Biography of P. Francis Walker, M.D.

A member of an old and honored Massachusetts family and himself a native of that State and a product of its schools and colleges, the late Dr. P. Francis Walker, immediately following the completion of his medical education established himself in the practice of his profession in Providence. There he continued to be one of the leading members of the medical profession until his death, his active practice covering a period of almost four decades. Though his profession always required and received the major share of his time and attention, Dr. Walker did not permit it to absorb him to the exclusion of other interests. For many years he was prominently active in civic affairs, paying special attention to the furthering of education and public health. In many other ways, too, he left his impress upon the community of which he was a member for so many years, which greatly benefited by his various activities and which will always remember him with gratitude.

P. Francis Walker was born at Dighton, Massachusetts, July 30, 1858, a son of the late Nehemiah and Emily A. (Bliss) Walker. He received his early education in the public schools of Taunton, Massachusetts, and then took up the study of medicine at the Boston University Medical School, from which he was graduated with the degree of Doctor of Medicine in 1881. Immediately afterwards he established himself in the practice of his profession in Providence, where he continued to carry on the very successful and large practice until his death many years later. Interested in everything that tended to advance the welfare and prosperity of the community and of its people, he was particularly prominent in the affairs of the School Committee of Providence and, at the time of his death, he was one of its oldest members. He was a strong supporter of and instrumental in the centralization of high schools, and was one of the leading figures in the purchase of land for the Central High School of Providence and in the building of this institution, now covering a large city square in the center of Providence.

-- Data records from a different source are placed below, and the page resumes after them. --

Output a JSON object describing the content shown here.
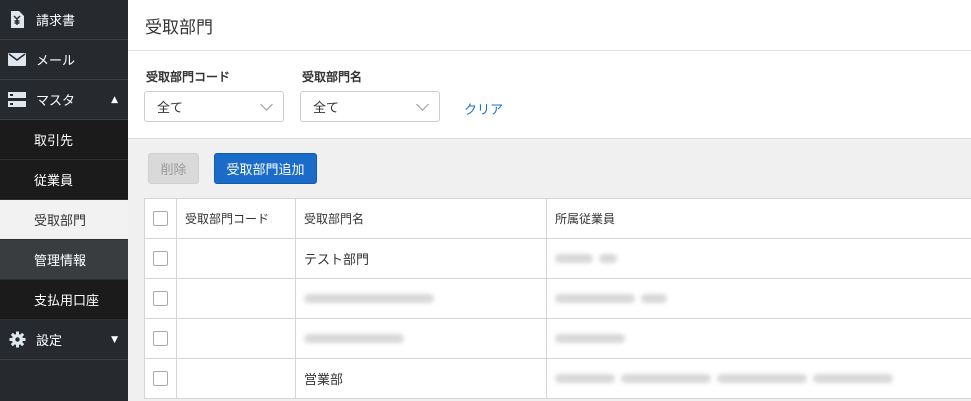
{
  "sidebar": {
    "invoice_label": "請求書",
    "mail_label": "メール",
    "master_label": "マスタ",
    "sub_items": [
      {
        "label": "取引先"
      },
      {
        "label": "従業員"
      },
      {
        "label": "受取部門"
      },
      {
        "label": "管理情報"
      },
      {
        "label": "支払用口座"
      }
    ],
    "settings_label": "設定"
  },
  "page": {
    "title": "受取部門"
  },
  "filters": {
    "code_label": "受取部門コード",
    "code_value": "全て",
    "name_label": "受取部門名",
    "name_value": "全て",
    "clear_label": "クリア"
  },
  "toolbar": {
    "delete_label": "削除",
    "add_label": "受取部門追加"
  },
  "table": {
    "headers": [
      "受取部門コード",
      "受取部門名",
      "所属従業員"
    ],
    "rows": [
      {
        "code": "",
        "name": "テスト部門"
      },
      {
        "code": "",
        "name": ""
      },
      {
        "code": "",
        "name": ""
      },
      {
        "code": "",
        "name": "営業部"
      }
    ]
  },
  "colors": {
    "sidebar_bg": "#262a2e",
    "accent": "#1a6cc8",
    "link": "#1a73c9"
  },
  "icons": [
    "yen-document-icon",
    "mail-icon",
    "server-icon",
    "gear-icon"
  ]
}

He was also greatly interested in the promotion of parks and in the beautifying of the city in other ways. He helped to advance these causes by personally developing real estate in various sections of the city. In spite of his deep interest in these matters of general importance to the community Dr. Walker never held public office, preferring not to do so. He was a member of the Homeopathic Society, the West Side Club, the Central Club and the Pomham Club, all of Providence. He was also prominently active for many years in Masonic affairs and was a member of the following Masonic bodies: What Cheer Lodge, Free and Accepted Masons; Providence Chapter, Royal Arch Masons; St. John’s Commandery, Knights Templar; had attained the thirty-second degree of the Ancient Accepted Scottish Rite, and belonged also to Palestine Temple, Ancient Arabic Order Nobles of the Mystic Shrine. By nature a very kindly man and always willing to help those in trouble or difficulty, he rendered valuable and effective service in connection with the work of the What Cheer Charity Committee of What Cheer Lodge.

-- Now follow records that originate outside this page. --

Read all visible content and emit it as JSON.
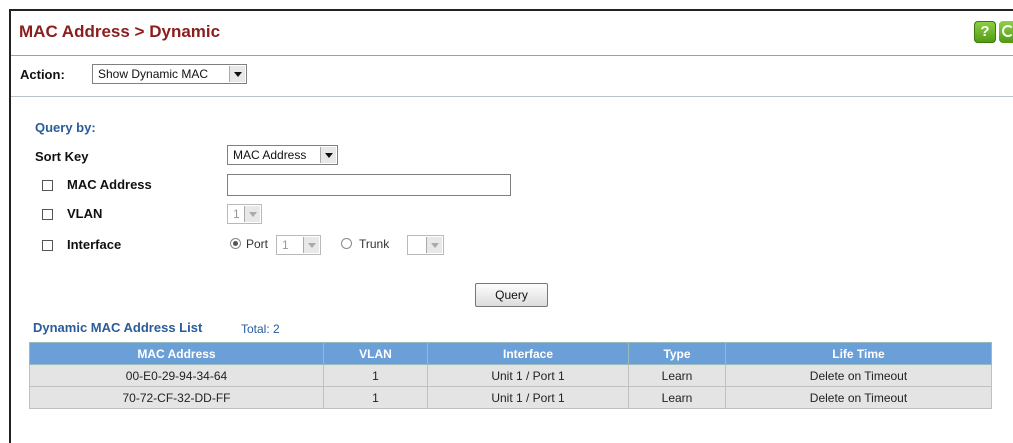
{
  "header": {
    "title": "MAC Address > Dynamic",
    "help_icon": "?"
  },
  "action": {
    "label": "Action:",
    "value": "Show Dynamic MAC"
  },
  "query": {
    "heading": "Query by:",
    "sort_key_label": "Sort Key",
    "sort_key_value": "MAC Address",
    "mac_label": "MAC Address",
    "mac_value": "",
    "vlan_label": "VLAN",
    "vlan_value": "1",
    "interface_label": "Interface",
    "port_label": "Port",
    "port_value": "1",
    "trunk_label": "Trunk",
    "trunk_value": "",
    "query_button": "Query"
  },
  "list": {
    "title": "Dynamic MAC Address List",
    "total": "Total: 2",
    "columns": [
      "MAC Address",
      "VLAN",
      "Interface",
      "Type",
      "Life Time"
    ],
    "rows": [
      [
        "00-E0-29-94-34-64",
        "1",
        "Unit 1 / Port 1",
        "Learn",
        "Delete on Timeout"
      ],
      [
        "70-72-CF-32-DD-FF",
        "1",
        "Unit 1 / Port 1",
        "Learn",
        "Delete on Timeout"
      ]
    ]
  }
}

Dr. Walker married, March 7, 1888, Maude Hubbard, of Providence. Dr. and Mrs. Walker were the parents of three children:

  1. Hope, who married Theron Smith Curtis, of North Attleboro, Massachusetts, and who is the mother of two sons: T. Smith Curtis, Jr., and Stephen Walker Curtis.
  2. R. Clinton, who married Alice Green, of Daytona Beach, Florida: is now a resident of that city and is the father of one daughter, Marcia Jane Walker.
  3. Helen, who married Frederick B. White, of Providence.

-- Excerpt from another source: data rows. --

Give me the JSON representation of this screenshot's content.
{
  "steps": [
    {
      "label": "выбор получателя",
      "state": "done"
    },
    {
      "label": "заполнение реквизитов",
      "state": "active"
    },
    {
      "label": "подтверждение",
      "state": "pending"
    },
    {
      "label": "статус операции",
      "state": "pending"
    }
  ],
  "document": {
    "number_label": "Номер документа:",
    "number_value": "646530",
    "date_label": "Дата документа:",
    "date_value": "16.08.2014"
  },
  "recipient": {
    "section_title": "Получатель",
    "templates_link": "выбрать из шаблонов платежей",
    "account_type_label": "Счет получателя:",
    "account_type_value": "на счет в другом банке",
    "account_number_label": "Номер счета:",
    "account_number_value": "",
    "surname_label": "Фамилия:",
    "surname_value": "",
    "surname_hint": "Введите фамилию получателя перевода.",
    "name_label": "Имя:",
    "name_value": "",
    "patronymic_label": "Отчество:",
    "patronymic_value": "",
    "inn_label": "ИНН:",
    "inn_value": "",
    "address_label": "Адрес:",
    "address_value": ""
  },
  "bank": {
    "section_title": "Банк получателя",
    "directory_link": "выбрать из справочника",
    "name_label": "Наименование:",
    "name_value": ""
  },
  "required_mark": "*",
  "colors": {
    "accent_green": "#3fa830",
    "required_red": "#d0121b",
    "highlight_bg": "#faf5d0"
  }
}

At his home in Providence, Dr. P. Francis Walker died, February 27, 1920. His comparatively early death at the age of sixty-one years was a decided shock and an irreparable loss to his immediate family and to his many friends. His death was also greatly regretted by the community in general, because Dr. Walker had long been recognized as one of the most representative, most public-spirited and most useful citizens of Providence. Much of his work in behalf of the city of his adoption will prove of lasting value, and Dr. Walker’s memory is assured of a permanent place in the annals of Rhode Island s capital.